Obviamente as plataformas de videoconferência como o Zoom, Google Meet e Microsoft Teams também terão seus custos, mas bem menores do que o querosene do avião, hotéis e a conta dos almoços e cafés em outras cidades. As viagens não serão reduzidas a zero, mas é bem possível que o número chegue próximo disso, num primeiro momento pós-vacina. “Minha impressão é que nunca mais vai voltar a ser o que era, embora o presencial continue importante”, diz Alexandre Bertoldi, sócio-diretor do escritório Pinheiro Neto, que reduziu em 90% suas jornadas distantes.

Mas há quem não abra mão disso, principalmente em terras onde a situação do coronavírus parece estar mais controlada. A rotina de viagens de negócios dos executivos da Avenue Securites, sediada em Miami (EUA), por exemplo, já retornou a níveis pré-pandemia: de 10% a 15% dos 160 funcionários, principalmente nos cargos mais altos, estão voando a todo momento. Com a imunização bastante avançada no país, o brasileiro Roberto Lee diz que há uma certa ansiedade de retomar encontros presenciais entre as empresas do país. “Os voos comerciais internos estão lotados”, afirma o CEO da Avenue.

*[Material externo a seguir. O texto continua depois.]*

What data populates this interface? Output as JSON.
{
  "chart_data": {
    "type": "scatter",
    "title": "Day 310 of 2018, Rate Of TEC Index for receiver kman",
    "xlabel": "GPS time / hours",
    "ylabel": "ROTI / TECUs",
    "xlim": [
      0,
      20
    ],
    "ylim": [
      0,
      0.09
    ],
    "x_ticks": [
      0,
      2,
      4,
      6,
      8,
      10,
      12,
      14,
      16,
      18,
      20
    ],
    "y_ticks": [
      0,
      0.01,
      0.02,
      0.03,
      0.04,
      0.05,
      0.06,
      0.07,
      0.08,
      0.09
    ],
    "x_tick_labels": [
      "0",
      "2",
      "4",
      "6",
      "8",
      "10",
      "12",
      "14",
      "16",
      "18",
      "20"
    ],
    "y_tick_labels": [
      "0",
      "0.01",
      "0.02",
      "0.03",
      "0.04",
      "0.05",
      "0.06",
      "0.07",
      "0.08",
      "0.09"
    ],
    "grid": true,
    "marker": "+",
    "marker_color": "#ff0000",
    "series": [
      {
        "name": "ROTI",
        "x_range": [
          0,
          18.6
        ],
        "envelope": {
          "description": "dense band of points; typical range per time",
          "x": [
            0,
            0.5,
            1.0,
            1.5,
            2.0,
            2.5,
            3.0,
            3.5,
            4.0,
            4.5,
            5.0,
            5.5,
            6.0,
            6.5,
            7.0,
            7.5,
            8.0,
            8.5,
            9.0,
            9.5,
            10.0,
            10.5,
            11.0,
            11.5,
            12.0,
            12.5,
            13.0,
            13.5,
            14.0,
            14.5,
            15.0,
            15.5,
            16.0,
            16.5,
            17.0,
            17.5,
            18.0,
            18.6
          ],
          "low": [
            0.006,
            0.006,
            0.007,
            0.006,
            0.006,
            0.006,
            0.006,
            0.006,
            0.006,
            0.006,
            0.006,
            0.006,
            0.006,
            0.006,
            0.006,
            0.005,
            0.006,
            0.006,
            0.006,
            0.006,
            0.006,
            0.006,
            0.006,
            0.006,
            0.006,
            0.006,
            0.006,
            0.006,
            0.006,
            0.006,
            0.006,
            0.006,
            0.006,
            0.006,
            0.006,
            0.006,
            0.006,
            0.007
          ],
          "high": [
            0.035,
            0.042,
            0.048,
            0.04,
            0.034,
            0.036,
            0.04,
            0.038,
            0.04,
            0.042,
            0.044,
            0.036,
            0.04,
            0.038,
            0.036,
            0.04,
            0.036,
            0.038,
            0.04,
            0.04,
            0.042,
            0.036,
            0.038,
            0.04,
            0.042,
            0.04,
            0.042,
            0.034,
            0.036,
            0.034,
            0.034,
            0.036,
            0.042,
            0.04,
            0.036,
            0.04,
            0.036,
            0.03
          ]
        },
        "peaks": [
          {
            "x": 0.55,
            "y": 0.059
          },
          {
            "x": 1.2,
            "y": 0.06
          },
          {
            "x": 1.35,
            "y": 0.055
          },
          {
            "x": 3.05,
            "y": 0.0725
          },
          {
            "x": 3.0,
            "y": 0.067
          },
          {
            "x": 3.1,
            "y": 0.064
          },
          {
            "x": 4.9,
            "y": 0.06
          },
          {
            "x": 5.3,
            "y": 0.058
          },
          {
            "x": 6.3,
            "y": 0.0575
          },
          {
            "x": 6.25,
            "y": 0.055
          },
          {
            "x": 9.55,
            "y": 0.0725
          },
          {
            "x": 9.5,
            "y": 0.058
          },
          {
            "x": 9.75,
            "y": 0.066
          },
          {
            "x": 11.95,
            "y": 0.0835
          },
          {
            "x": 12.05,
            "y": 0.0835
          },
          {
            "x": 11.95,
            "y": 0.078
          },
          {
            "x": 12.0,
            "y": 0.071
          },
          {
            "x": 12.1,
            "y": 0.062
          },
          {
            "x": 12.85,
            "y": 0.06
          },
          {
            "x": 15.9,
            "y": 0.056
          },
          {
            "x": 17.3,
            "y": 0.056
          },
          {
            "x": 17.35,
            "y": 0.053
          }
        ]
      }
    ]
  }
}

No Brasil, não é bem assim. Até por ser um país continental, os voos são caros e, muitas vezes  demorados. E podem ser desnecessários. O sócio do escritório Machado Meyer Advogados, Tito Andrade, era conhecido dos funcionários do Aeroporto de Congonhas, em São Paulo, pois antes da pandemia, costumava se deslocar duas a três vezes por semana para Brasília, Rio de Janeiro e Belo Horizonte. Desde o início da pandemia, porém, Andrade viajou apenas cinco vezes. Ele diz que os voos devem voltar assim que for possível, mas não com a mesma frequência. O advogado imagina que a redução pode chegar a 40% na comparação com o pré-pandemia.

Uma coisa é certa: em todos os segmentos, a pandemia trouxe uma nova forma de trabalhar, onde funcionários e gestores precisaram se adequar ao momento. E muitas dessas heranças vão ficar. Eu aposto que, muito mais do que o hábito, é a redução de custo que vai pesar nas planilhas das empresas a partir de agora. Reunião de alinhamento? Faz on-line. Reunião de apresentação de projetos? Faz on-line. Reunião de feedback? On-line. Provavelmente os encontros presenciais serão prioridade quando a ordem será vender o peixe para o cliente, ou quando este exigir um olho no olho. Pois as visitas externas aos clientes continuam sendo muito importantes dentro do processo de vendas e não podem ser deixadas de lado.

O que conseguir sobreviver desse setor deve enfrentar uma retomada lenta. Um estudo da consultoria McKinsey mostra que as viagens internacionais a negócios originadas nos EUA levaram cinco anos para se recuperar completamente após a crise de 2008, enquanto as viagens a lazer levaram apenas dois anos. As consultorias também pesquisaram com os executivos de empresas, que dizem enxergar um lado positivo da quarentena, citando o fato de estar viajando menos e tendo mais tempo com a família. E quem não gosta disso?


Renato Martins, jornalista e professor, editor da Rede #AtitudePositiva.